May 17, 2014

DeWeerth v. Baldinger | Case Brief - 386 F.2d 103 (1987) - US Court of Appeals for the 2nd Circuit

FACTS: The stolen property is a painting by Monet.  Deweerth inherited the painting from her father and in 1943 sent it to the home of her sister during WWII.  At the end of the war American soldiers were stationed in her sister's residence and shortly after they left, the sister noticed the Monet was missing.  Deweerth contacted several military officials but nothing happened.  In 1948 she contacted her lawyer about possible insurance claims but that was a dead-end.  In 1955 Deweerth contacted  Dr.

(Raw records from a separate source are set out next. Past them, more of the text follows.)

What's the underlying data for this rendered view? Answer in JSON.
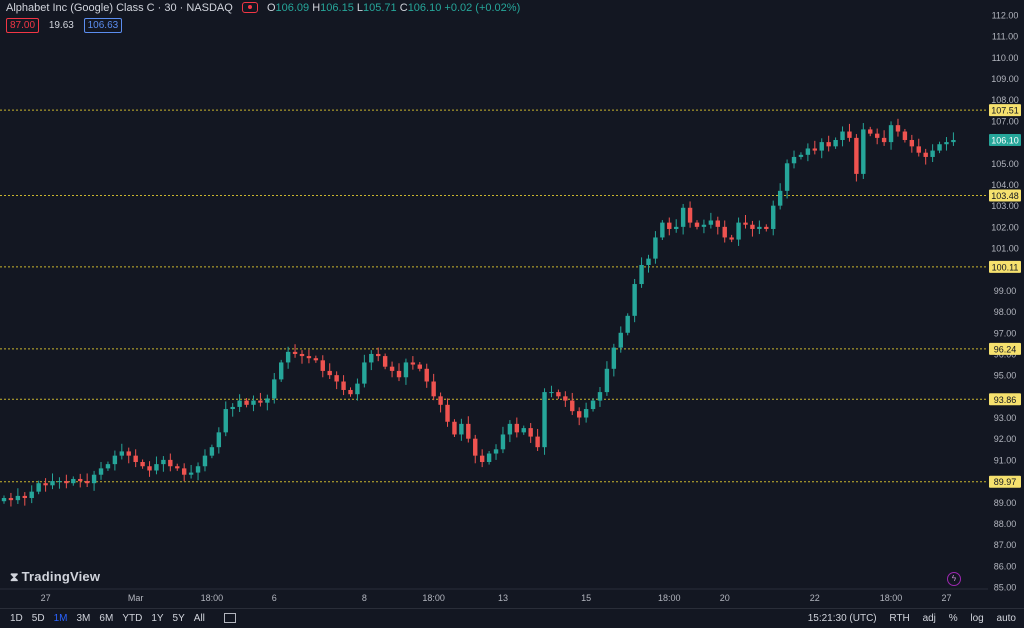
{
  "header": {
    "symbol": "Alphabet Inc (Google) Class C · 30 · NASDAQ",
    "open_label": "O",
    "open": "106.09",
    "high_label": "H",
    "high": "106.15",
    "low_label": "L",
    "low": "105.71",
    "close_label": "C",
    "close": "106.10",
    "change": "+0.02 (+0.02%)"
  },
  "badges": {
    "sell": "87.00",
    "spread": "19.63",
    "buy": "106.63"
  },
  "brand": "TradingView",
  "bottom_bar": {
    "ranges": [
      "1D",
      "5D",
      "1M",
      "3M",
      "6M",
      "YTD",
      "1Y",
      "5Y",
      "All"
    ],
    "active_range": "1M",
    "clock": "15:21:30 (UTC)",
    "session": "RTH",
    "adj": "adj",
    "percent": "%",
    "log": "log",
    "auto": "auto"
  },
  "colors": {
    "up": "#26a69a",
    "down": "#ef5350",
    "level_line": "#c9b62e",
    "level_label_bg": "#f6e16e",
    "background": "#131722"
  },
  "chart_data": {
    "type": "candlestick",
    "ylim": [
      85,
      112
    ],
    "y_ticks": [
      "112.00",
      "111.00",
      "110.00",
      "109.00",
      "108.00",
      "107.00",
      "106.00",
      "105.00",
      "104.00",
      "103.00",
      "102.00",
      "101.00",
      "100.00",
      "99.00",
      "98.00",
      "97.00",
      "96.00",
      "95.00",
      "94.00",
      "93.00",
      "92.00",
      "91.00",
      "90.00",
      "89.00",
      "88.00",
      "87.00",
      "86.00",
      "85.00"
    ],
    "x_tick_labels": [
      "27",
      "Mar",
      "18:00",
      "6",
      "8",
      "18:00",
      "13",
      "15",
      "18:00",
      "20",
      "22",
      "18:00",
      "27"
    ],
    "x_tick_bar_index": [
      6,
      19,
      30,
      39,
      52,
      62,
      72,
      84,
      96,
      104,
      117,
      128,
      136
    ],
    "levels": [
      "107.51",
      "103.48",
      "100.11",
      "96.24",
      "93.86",
      "89.97"
    ],
    "last_price": "106.10",
    "close": [
      89.2,
      89.1,
      89.3,
      89.2,
      89.5,
      89.9,
      89.8,
      90.0,
      90.0,
      89.9,
      90.1,
      90.0,
      89.9,
      90.3,
      90.6,
      90.8,
      91.2,
      91.4,
      91.2,
      90.9,
      90.7,
      90.5,
      90.8,
      91.0,
      90.7,
      90.6,
      90.3,
      90.4,
      90.7,
      91.2,
      91.6,
      92.3,
      93.4,
      93.5,
      93.8,
      93.6,
      93.8,
      93.7,
      93.9,
      94.8,
      95.6,
      96.1,
      96.0,
      95.9,
      95.8,
      95.7,
      95.2,
      95.0,
      94.7,
      94.3,
      94.1,
      94.6,
      95.6,
      96.0,
      95.9,
      95.4,
      95.2,
      94.9,
      95.6,
      95.5,
      95.3,
      94.7,
      94.0,
      93.6,
      92.8,
      92.2,
      92.7,
      92.0,
      91.2,
      90.9,
      91.3,
      91.5,
      92.2,
      92.7,
      92.3,
      92.5,
      92.1,
      91.6,
      94.2,
      94.2,
      94.0,
      93.8,
      93.3,
      93.0,
      93.4,
      93.8,
      94.2,
      95.3,
      96.3,
      97.0,
      97.8,
      99.3,
      100.2,
      100.5,
      101.5,
      102.2,
      101.9,
      102.0,
      102.9,
      102.2,
      102.0,
      102.1,
      102.3,
      102.0,
      101.5,
      101.4,
      102.2,
      102.1,
      101.9,
      102.0,
      101.9,
      103.0,
      103.7,
      105.0,
      105.3,
      105.4,
      105.7,
      105.6,
      106.0,
      105.8,
      106.1,
      106.5,
      106.2,
      104.5,
      106.6,
      106.4,
      106.2,
      106.0,
      106.8,
      106.5,
      106.1,
      105.8,
      105.5,
      105.3,
      105.6,
      105.9,
      106.0,
      106.1
    ],
    "volatility_note": ""
  }
}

Strange to investigate the whereabouts of the painting but he didn't do anything.  Then in 1957 she contacted the Bundeskriminalamt.

In 1956 the painting reappeared on the art market and was sold to Edith Marks Baldinger.  Baldinger displayed the painting at a few art exhibits but usually kept it herself.  Deweerth learned that Baldinger had the painting through her nephew who had heard about it and was able to trace the purchase through an art catalogue.

HISTORY: NY law starts the statute of limitations running when one innocently buys stolen property at the time the owner demands return of the property.

ISSUE: Whether NY law imposes upon a Person who claims ownership of stolen personal property an obligation to use diligence in attempting to locate the property?

HOLDING: Yes

RATIONALE: We believe the NY courts would impose a duty of reasonable diligence in attempting to locate stolen property.  Because valuable artwork cannot be converted (it would lose its value) the owner has a better chance of relocating it than most other forms of stolen property.

A due diligence rule will help protect the innocent purchaser (544)

Deweerth's investigation was minimal.

To require a good-faith purchaser who has owned a painting for 30 years to defend under these circumstances would be unjust.